I'm not 100% sure how this should work. But basically I think we need something that'll let you collapse similar activities into one. For example if one of my activities is someone liked my post it isn't a problem but what happens if 100 people liked my post. Then my stream is going to be spammed and it won't be very useful. It would be better if I got John Doe and 99 others liked your post.
John Doe and 99 others liked your post
I was thinking this might be a good problem for map reduce although that would probably require Streama to pull activities from a separate collection and run the map reduce every so often to update it.
Map reduce could work, but then it wouldn't be realtime. Maybe creating a new "Feed" or "Stream" collection that is unique to each user is the way to go. Whenever an activity is posted each receivers feed is updated accordingly. It'll look for duplicates and also solve issue #20 and issue #3. The only thing is it'll probably be best to process the feed generation in a background job, I don't want to add a dependancy for that.
I'm kinda leaning towards an implementation similar to joe1chens fork however instead of just duplicating activities for each user, there will be some sort of processing step before hand. The feed collection would have a preprocessed copy of each users activity stream which will include info specific to the user as well as cached output for the feed.
I think that is the way to go. If you fan out on write but do some sort of filtering and consolidation it'll solve some of the issues I saw you had with @joe1chen's fork because in theory the data should be reduced. I don't even think you need a separate collection for each user just a collection for all incoming activities and a collection that contains what the user will actually see.
I'd be happy to help with something like that since it's in line with what i'm doing. It'll let me add a viewed flag to the activities.
Sounds good... It would be great to collaborate with you on it. I'm a little busy over the next 2 months with work/travel but if you have started on this let me know and i'll try make some time to look over your changes.

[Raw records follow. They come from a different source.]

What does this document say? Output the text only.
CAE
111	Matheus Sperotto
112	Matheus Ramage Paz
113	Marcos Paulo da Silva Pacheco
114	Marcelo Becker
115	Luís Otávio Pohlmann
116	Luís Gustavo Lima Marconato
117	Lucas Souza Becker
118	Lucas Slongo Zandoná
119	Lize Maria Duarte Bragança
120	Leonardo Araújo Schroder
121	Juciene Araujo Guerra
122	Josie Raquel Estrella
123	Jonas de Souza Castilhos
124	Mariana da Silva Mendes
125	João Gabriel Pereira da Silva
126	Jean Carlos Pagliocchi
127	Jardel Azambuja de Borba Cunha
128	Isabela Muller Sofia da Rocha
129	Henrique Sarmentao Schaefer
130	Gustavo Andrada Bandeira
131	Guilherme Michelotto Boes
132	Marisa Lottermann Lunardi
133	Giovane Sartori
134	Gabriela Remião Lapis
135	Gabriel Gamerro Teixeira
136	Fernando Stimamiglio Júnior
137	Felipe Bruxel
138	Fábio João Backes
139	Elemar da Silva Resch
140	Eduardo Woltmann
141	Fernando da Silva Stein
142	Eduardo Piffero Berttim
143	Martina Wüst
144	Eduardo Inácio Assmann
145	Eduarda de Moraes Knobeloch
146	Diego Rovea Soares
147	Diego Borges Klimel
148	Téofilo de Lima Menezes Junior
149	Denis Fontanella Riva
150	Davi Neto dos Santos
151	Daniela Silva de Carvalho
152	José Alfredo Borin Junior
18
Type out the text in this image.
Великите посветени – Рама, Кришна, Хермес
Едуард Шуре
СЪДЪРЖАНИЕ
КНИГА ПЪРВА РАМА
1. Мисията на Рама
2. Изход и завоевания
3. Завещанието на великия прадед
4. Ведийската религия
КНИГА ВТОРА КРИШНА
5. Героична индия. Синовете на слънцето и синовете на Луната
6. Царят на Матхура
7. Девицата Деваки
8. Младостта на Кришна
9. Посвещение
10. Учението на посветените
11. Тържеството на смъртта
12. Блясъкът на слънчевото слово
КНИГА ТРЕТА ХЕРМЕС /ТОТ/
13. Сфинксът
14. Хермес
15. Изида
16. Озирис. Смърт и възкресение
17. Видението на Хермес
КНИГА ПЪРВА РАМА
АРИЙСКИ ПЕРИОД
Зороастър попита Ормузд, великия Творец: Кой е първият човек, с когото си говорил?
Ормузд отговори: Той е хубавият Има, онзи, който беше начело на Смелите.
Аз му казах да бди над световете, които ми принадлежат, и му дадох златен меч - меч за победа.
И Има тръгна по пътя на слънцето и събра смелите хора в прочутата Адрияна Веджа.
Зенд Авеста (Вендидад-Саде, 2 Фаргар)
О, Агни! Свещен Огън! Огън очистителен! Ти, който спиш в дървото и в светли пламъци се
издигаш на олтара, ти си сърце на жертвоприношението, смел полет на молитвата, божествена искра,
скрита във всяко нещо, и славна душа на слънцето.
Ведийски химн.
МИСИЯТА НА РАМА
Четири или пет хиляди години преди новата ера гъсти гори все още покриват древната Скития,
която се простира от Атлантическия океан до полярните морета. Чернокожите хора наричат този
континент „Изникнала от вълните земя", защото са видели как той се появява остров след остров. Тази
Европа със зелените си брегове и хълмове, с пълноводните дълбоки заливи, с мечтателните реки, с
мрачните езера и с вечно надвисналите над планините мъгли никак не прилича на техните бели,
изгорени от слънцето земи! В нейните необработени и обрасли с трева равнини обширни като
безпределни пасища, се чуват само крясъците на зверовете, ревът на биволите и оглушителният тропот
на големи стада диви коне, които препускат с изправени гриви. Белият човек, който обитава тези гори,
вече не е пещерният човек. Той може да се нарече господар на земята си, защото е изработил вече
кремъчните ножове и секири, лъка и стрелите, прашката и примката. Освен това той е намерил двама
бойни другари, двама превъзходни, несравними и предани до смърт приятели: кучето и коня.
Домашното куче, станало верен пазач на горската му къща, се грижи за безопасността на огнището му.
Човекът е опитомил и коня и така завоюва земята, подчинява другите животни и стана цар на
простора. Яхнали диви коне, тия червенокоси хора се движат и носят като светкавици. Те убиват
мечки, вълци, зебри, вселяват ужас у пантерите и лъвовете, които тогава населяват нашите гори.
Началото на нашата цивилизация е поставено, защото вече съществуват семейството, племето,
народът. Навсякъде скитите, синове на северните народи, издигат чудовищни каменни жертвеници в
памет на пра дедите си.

It seems to me like each document representing an activity is so small that at the point where it would even start approaching a decent amount of MBs or GBs operations work to scale the DB is probably way overdue at any rate. At that point the simplicity of @joe1chen's sharding approach might make the scaling work much easier, but I am not great at ops so I don't know.
The idea is that activity feeds determine relevance based upon time, and more recently created activities are deemed more relevant. Therefore, activity feed entries could be sharded by actor as well as a second archival field. A background job can then mark old documents for archival. Archived documents can be put onto a slow shard with lots of TBs in case you want to query for those documents. Then in the off-chance the user is interested in the less-relevant old activities you can still present them without unbounded growth of the more relevant activity data-set.
I don't think there is a problem with @joe1chen's schema but since you are already creating the display version for the end user might as well also aggregate it so you end up with what is essentially the end product you show to the user.
I knew one of @christospappas's issues had to do with duplicate data getting out of hand which I think aggregation also solves.
Ultimately though for my uses, which was more of a notification feed, I ended up just coding my own custom solution. Eventually I may circle back and add in streama for a more traditional activity stream but I don't know when that'll be.